If the executive order is not terminated soon, it will further the injustices to historically disadvantaged communities and communities of color who have been suffering the most from COVID-19 and from extreme heat. Those communities are not only seeing higher rates of COVID-19 cases, but also higher rates of unemployment. If a disaster hits, they will have even fewer resources to evacuate or rebound.

Congress must act soon to pass federal legislation to provide unemployment assistance and ensure FEMA’s Disaster Relief Fund is fully available to help communities in these unprecedented times.

The executive order describes how the lost wages assistance program could be terminated in three ways: when the disaster relief fund balance dips down to $25 billion, at the end of the program’s authorized period on December 27, 2020, or if Congress passes federal unemployment compensation legislation (whichever comes first).
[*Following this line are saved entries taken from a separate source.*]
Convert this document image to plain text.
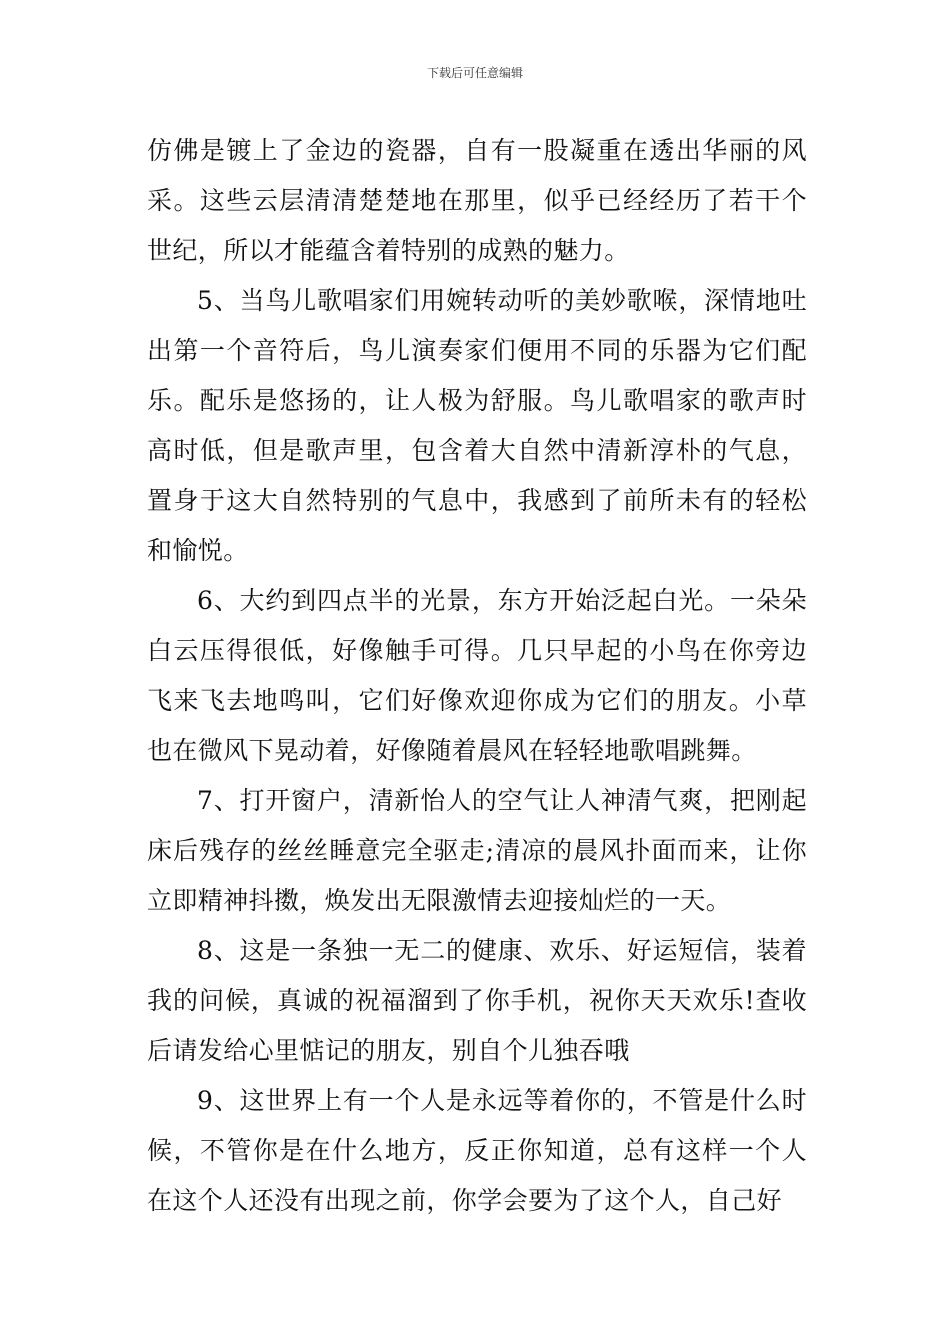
下载后可任意编辑

仿佛是镀上了金边的瓷器，自有一股凝重在透出华丽的风采。这些云层清清楚楚地在那里，似乎已经经历了若干个世纪，所以才能蕴含着特别的成熟的魅力。

5、当鸟儿歌唱家们用婉转动听的美妙歌喉，深情地吐出第一个音符后，鸟儿演奏家们便用不同的乐器为它们配乐。配乐是悠扬的，让人极为舒服。鸟儿歌唱家的歌声时高时低，但是歌声里，包含着大自然中清新淳朴的气息，置身于这大自然特别的气息中，我感到了前所未有的轻松和愉悦。

6、大约到四点半的光景，东方开始泛起白光。一朵朵白云压得很低，好像触手可得。几只早起的小鸟在你旁边飞来飞去地鸣叫，它们好像欢迎你成为它们的朋友。小草也在微风下晃动着，好像随着晨风在轻轻地歌唱跳舞。

7、打开窗户，清新怡人的空气让人神清气爽，把刚起床后残存的丝丝睡意完全驱走;清凉的晨风扑面而来，让你立即精神抖擞，焕发出无限激情去迎接灿烂的一天。

8、这是一条独一无二的健康、欢乐、好运短信，装着我的问候，真诚的祝福溜到了你手机，祝你天天欢乐!查收后请发给心里惦记的朋友，别自个儿独吞哦

9、这世界上有一个人是永远等着你的，不管是什么时候，不管你是在什么地方，反正你知道，总有这样一个人在这个人还没有出现之前，你学会要为了这个人，自己好
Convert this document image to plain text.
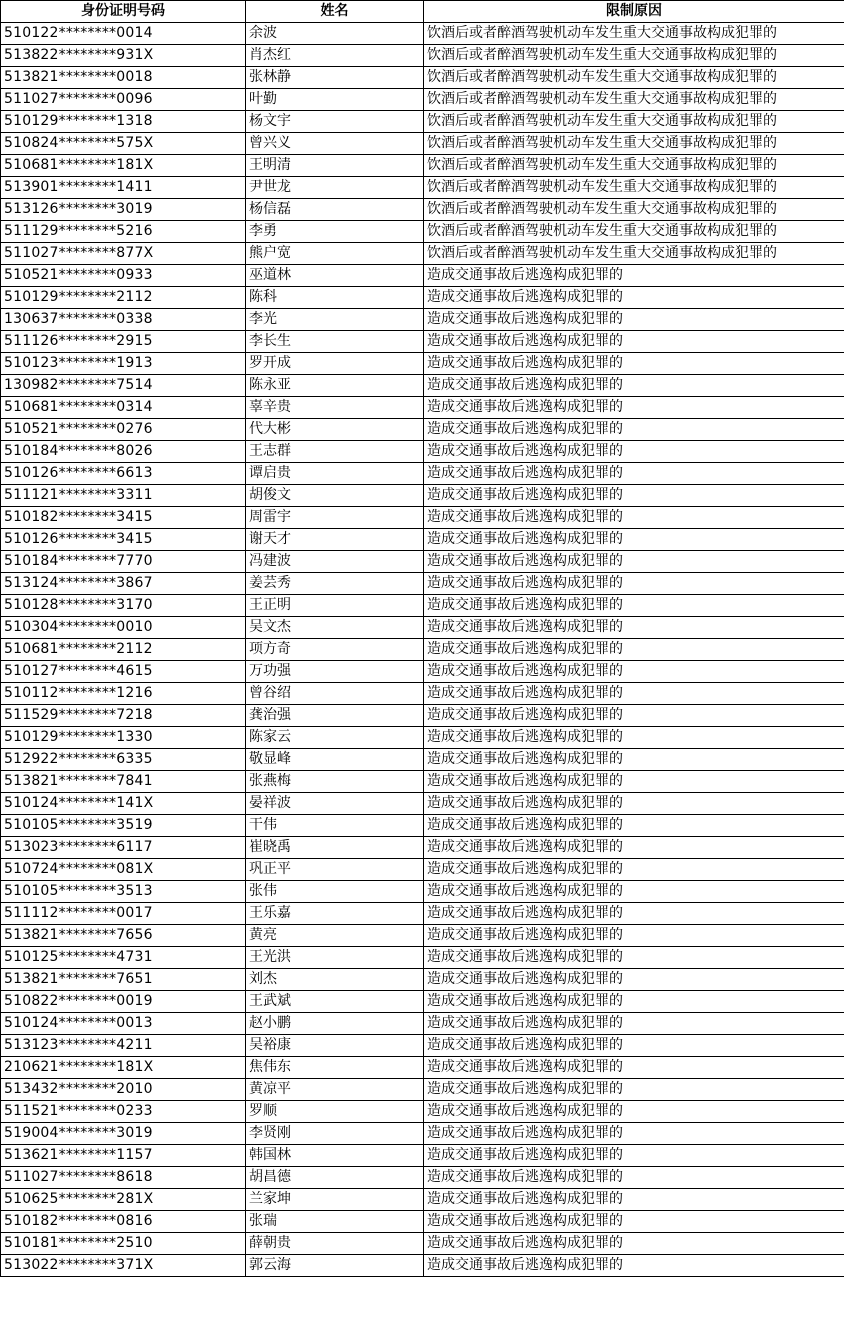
身份证明号码	姓名	限制原因
510122********0014	余波	饮酒后或者醉酒驾驶机动车发生重大交通事故构成犯罪的
513822********931X	肖杰红	饮酒后或者醉酒驾驶机动车发生重大交通事故构成犯罪的
513821********0018	张林静	饮酒后或者醉酒驾驶机动车发生重大交通事故构成犯罪的
511027********0096	叶勤	饮酒后或者醉酒驾驶机动车发生重大交通事故构成犯罪的
510129********1318	杨文宇	饮酒后或者醉酒驾驶机动车发生重大交通事故构成犯罪的
510824********575X	曾兴义	饮酒后或者醉酒驾驶机动车发生重大交通事故构成犯罪的
510681********181X	王明清	饮酒后或者醉酒驾驶机动车发生重大交通事故构成犯罪的
513901********1411	尹世龙	饮酒后或者醉酒驾驶机动车发生重大交通事故构成犯罪的
513126********3019	杨信磊	饮酒后或者醉酒驾驶机动车发生重大交通事故构成犯罪的
511129********5216	李勇	饮酒后或者醉酒驾驶机动车发生重大交通事故构成犯罪的
511027********877X	熊户宽	饮酒后或者醉酒驾驶机动车发生重大交通事故构成犯罪的
510521********0933	巫道林	造成交通事故后逃逸构成犯罪的
510129********2112	陈科	造成交通事故后逃逸构成犯罪的
130637********0338	李光	造成交通事故后逃逸构成犯罪的
511126********2915	李长生	造成交通事故后逃逸构成犯罪的
510123********1913	罗开成	造成交通事故后逃逸构成犯罪的
130982********7514	陈永亚	造成交通事故后逃逸构成犯罪的
510681********0314	辜辛贵	造成交通事故后逃逸构成犯罪的
510521********0276	代大彬	造成交通事故后逃逸构成犯罪的
510184********8026	王志群	造成交通事故后逃逸构成犯罪的
510126********6613	谭启贵	造成交通事故后逃逸构成犯罪的
511121********3311	胡俊文	造成交通事故后逃逸构成犯罪的
510182********3415	周雷宇	造成交通事故后逃逸构成犯罪的
510126********3415	谢天才	造成交通事故后逃逸构成犯罪的
510184********7770	冯建波	造成交通事故后逃逸构成犯罪的
513124********3867	姜芸秀	造成交通事故后逃逸构成犯罪的
510128********3170	王正明	造成交通事故后逃逸构成犯罪的
510304********0010	吴文杰	造成交通事故后逃逸构成犯罪的
510681********2112	项方奇	造成交通事故后逃逸构成犯罪的
510127********4615	万功强	造成交通事故后逃逸构成犯罪的
510112********1216	曾谷绍	造成交通事故后逃逸构成犯罪的
511529********7218	龚治强	造成交通事故后逃逸构成犯罪的
510129********1330	陈家云	造成交通事故后逃逸构成犯罪的
512922********6335	敬显峰	造成交通事故后逃逸构成犯罪的
513821********7841	张燕梅	造成交通事故后逃逸构成犯罪的
510124********141X	晏祥波	造成交通事故后逃逸构成犯罪的
510105********3519	干伟	造成交通事故后逃逸构成犯罪的
513023********6117	崔晓禹	造成交通事故后逃逸构成犯罪的
510724********081X	巩正平	造成交通事故后逃逸构成犯罪的
510105********3513	张伟	造成交通事故后逃逸构成犯罪的
511112********0017	王乐嘉	造成交通事故后逃逸构成犯罪的
513821********7656	黄亮	造成交通事故后逃逸构成犯罪的
510125********4731	王光洪	造成交通事故后逃逸构成犯罪的
513821********7651	刘杰	造成交通事故后逃逸构成犯罪的
510822********0019	王武斌	造成交通事故后逃逸构成犯罪的
510124********0013	赵小鹏	造成交通事故后逃逸构成犯罪的
513123********4211	吴裕康	造成交通事故后逃逸构成犯罪的
210621********181X	焦伟东	造成交通事故后逃逸构成犯罪的
513432********2010	黄凉平	造成交通事故后逃逸构成犯罪的
511521********0233	罗顺	造成交通事故后逃逸构成犯罪的
519004********3019	李贤刚	造成交通事故后逃逸构成犯罪的
513621********1157	韩国林	造成交通事故后逃逸构成犯罪的
511027********8618	胡昌德	造成交通事故后逃逸构成犯罪的
510625********281X	兰家坤	造成交通事故后逃逸构成犯罪的
510182********0816	张瑞	造成交通事故后逃逸构成犯罪的
510181********2510	薛朝贵	造成交通事故后逃逸构成犯罪的
513022********371X	郭云海	造成交通事故后逃逸构成犯罪的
To tackle this problem in a measured way, Congress must do its job and act soon to pass federal unemployment assistance legislation to ensure funds are available for families across the nation who are suffering from the pandemic and that the funds are allocated through the proper channels within the Department of Labor. By doing so, this will end the executive order and ensure that FEMA’s Disaster Relief Fund (DRF) is not overburdened even more. As the wildfires, extreme heat, and hurricanes are barreling through our doors during a devastating pandemic, we’ll need all levels of government to help our communities come out of these unprecedented times as intact and healthy as possible. A first and commonsense step is to ensure that FEMA’s federal disaster relief fund is fully allocated for what Congress intended it for – to prepare for and recover from extreme weather and climate change-related events like Hurricane Laura and the California wildfires.